Yes, I am a single parent. I'm proud of the title Mommy, but, I hate that some find that word insulting or shameful, for me it is my badge of honor. My purest delight, which is the source of most of my laughter and wonderment, is also my greatest masterpiece, my magnum opus...my amazing little girl! Without her, my life would be incomplete and the source of my purest joy would be non-existent. Although we are a package deal, I'm extremely protective of her, and will not introduce anyone to her to just anyone, unless we've been seeing each other for at least a year. I just don't want her to be introduced to every man with whom I happen to go on a date. To me that's weird and dysfunctional. I want to be a constructive and positive example to her and give her a healthy outlook on what dating means. I value my daughter's respect and trust in me more than the worth of diamonds. I'd be utterly devastated if she ever witnesses me behaving or conducting myself in a manner that would compromise that respect and faith she has in me. Single motherhood doesn't mean I have excess emotional baggage or had her out of wedlock or some other negative connotations that come out of the phrase "single-mom". I'm not looking to find someone to take care of us financially. I'm not looking for a replacement Daddy, she has a father, and though we do not see eye to eye, he is quite involved, no need to worry. I'm not husband-hungry. It simply is a matter that we married prematurely and for the wrong reasons, but before we realized that, we were already expecting our baby girl, and we grew apart. I'm quite capable of paying my own bills. I like the independence of my own means.

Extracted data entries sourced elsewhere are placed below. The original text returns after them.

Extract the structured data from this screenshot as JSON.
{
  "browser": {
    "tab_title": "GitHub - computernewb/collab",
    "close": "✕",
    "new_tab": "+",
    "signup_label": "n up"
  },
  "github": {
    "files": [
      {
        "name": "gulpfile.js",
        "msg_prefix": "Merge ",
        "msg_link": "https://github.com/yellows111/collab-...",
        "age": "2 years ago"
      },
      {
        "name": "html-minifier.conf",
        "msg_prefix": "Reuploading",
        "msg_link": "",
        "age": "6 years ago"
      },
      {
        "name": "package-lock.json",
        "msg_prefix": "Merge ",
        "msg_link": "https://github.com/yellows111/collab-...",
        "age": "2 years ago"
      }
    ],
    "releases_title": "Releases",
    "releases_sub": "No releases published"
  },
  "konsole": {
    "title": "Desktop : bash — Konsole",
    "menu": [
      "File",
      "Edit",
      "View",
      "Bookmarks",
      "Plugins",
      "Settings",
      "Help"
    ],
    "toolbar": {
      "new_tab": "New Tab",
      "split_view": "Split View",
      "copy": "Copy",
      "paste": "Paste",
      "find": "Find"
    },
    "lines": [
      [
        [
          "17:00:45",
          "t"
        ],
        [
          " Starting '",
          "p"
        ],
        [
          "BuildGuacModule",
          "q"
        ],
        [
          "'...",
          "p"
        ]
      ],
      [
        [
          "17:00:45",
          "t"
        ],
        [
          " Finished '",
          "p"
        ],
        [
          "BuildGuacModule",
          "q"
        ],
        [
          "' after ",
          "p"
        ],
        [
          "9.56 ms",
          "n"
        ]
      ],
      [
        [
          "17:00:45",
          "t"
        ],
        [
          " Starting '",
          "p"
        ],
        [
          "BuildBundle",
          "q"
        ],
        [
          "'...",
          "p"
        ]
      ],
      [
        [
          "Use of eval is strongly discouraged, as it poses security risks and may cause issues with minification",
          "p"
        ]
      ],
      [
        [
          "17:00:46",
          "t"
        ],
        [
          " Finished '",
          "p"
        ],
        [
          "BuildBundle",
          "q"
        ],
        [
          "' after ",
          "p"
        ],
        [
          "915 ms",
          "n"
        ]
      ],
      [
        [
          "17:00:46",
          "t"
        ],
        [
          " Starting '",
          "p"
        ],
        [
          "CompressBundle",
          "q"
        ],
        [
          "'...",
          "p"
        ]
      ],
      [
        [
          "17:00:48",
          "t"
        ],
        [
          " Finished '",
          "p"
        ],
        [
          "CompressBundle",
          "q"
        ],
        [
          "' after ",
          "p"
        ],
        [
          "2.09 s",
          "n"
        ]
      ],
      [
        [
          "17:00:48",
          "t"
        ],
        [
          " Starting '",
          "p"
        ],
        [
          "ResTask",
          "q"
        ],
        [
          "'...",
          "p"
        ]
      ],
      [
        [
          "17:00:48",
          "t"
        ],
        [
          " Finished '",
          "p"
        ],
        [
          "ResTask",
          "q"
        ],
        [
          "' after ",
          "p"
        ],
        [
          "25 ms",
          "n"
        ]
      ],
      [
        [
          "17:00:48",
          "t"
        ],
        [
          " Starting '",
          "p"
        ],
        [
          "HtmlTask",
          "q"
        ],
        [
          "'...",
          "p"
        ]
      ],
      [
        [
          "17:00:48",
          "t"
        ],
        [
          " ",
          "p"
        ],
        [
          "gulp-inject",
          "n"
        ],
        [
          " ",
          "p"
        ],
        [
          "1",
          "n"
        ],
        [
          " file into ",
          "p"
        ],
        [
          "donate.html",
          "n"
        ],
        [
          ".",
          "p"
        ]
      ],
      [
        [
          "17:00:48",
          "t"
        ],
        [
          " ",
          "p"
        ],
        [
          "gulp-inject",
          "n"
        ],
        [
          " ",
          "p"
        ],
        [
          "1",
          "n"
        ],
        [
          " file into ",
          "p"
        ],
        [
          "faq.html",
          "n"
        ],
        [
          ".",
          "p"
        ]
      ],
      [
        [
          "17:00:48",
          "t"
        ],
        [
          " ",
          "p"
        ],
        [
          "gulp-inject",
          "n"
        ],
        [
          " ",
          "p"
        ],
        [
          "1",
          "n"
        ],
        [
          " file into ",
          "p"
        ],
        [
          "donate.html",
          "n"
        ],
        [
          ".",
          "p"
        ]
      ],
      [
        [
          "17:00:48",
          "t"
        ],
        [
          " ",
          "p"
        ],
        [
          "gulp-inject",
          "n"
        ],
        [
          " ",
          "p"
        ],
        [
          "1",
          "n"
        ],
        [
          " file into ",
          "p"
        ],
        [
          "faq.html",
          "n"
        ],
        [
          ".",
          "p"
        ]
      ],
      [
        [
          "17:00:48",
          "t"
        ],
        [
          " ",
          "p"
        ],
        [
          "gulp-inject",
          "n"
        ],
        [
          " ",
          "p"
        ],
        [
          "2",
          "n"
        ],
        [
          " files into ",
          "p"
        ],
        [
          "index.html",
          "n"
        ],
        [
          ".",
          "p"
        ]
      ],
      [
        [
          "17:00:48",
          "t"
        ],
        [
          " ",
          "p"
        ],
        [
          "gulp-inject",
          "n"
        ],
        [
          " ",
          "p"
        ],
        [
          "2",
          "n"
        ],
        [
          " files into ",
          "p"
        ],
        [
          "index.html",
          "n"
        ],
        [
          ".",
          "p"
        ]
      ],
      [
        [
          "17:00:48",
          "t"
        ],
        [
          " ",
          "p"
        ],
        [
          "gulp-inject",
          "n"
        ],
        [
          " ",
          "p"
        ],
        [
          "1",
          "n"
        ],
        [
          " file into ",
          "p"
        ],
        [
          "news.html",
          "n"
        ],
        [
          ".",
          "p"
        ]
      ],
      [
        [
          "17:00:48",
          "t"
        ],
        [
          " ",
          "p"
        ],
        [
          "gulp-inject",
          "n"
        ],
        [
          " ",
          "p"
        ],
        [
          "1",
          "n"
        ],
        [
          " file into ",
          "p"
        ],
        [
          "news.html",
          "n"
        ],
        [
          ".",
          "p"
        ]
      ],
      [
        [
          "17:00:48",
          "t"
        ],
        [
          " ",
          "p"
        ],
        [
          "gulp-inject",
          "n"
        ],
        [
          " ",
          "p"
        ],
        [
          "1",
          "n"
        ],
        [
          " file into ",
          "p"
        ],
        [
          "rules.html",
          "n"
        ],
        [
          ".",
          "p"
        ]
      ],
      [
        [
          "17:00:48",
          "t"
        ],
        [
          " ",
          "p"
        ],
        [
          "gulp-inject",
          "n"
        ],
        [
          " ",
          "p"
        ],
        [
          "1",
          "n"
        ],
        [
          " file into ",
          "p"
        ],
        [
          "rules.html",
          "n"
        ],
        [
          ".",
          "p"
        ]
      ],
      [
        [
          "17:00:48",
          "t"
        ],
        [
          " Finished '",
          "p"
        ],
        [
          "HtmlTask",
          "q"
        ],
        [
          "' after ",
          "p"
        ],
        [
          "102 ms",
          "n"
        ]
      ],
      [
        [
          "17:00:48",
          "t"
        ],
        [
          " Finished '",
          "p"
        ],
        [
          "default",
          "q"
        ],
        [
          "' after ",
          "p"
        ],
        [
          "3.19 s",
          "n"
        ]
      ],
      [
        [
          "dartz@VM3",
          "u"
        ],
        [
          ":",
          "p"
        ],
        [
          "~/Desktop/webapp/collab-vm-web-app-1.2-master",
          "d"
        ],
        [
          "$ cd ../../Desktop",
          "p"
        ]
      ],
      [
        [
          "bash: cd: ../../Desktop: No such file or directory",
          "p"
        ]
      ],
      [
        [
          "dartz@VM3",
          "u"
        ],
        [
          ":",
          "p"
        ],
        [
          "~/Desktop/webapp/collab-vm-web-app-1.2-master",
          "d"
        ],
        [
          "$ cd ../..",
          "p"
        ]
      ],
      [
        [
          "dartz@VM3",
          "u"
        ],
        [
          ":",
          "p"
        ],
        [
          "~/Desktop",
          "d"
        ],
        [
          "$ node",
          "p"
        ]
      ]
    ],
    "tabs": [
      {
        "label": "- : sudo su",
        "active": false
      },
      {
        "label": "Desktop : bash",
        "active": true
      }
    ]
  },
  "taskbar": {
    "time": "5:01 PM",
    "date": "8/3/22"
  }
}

Most important trait in someone is humility and kindness. If you are entitled, superficial, vain, and/or treat people, especially service industry workers like they owe you something or are atrociously rude, I want nothing to do with you. Flashing your net worth will not impress me, I'm not materialistic, I'm quite the opposite. Thoughtful gestures mean everything to me. Jewelry and gifts aren't really needed. Have my tires rotated or remember how I like my cream of wheat, and you might just melt my heart. I'm quite tender, sensitive, and sentimental once I let my guard down.
I do miss having a special someone to come home to (perhaps not every day just a few days out of the week), to dazzle with my culinary skills, and to wake me up in the morning with their warm body next to mine and a neck nuzzle for good measure. I am, in all earnestness, hoping to one day, find a partner who also is seeking for that special someone (ME) (pointing to myself with a mischievous grin.
I enjoy the concept of traditional-ish dating or at least meeting, making an authentic connection based on more than just physical chemistry, and, having a friendship before there are any intense social expectations or exchanges. I am a woman that believes that a true connection takes time (as in a few months to a year unlike most horny booty-callers) and develops organically with ease, and that the genesis of authentic love stems from sincerity, honesty, loyalty, friendship, respect, and several dashes of lust (armfuls of rather). Reciprocity is absolutely paramount and a principle by which I live.
I would like to date casually and openly, maybe compare the factory models, weigh out my options before I do ultimately settle down, and even that concept is a subjective, fluid, non-conforming notion for me. I am completely forthright and transparent in my intentions for a committed-ish relationship, but, take a deep breath, Hun, my version of settling down doesn't mean we have to fill out the red tape bits or get married.
Just be normal-ish...simple tea or milkshake for starters...no pressure. If that goes well a game of capture the flag in the park.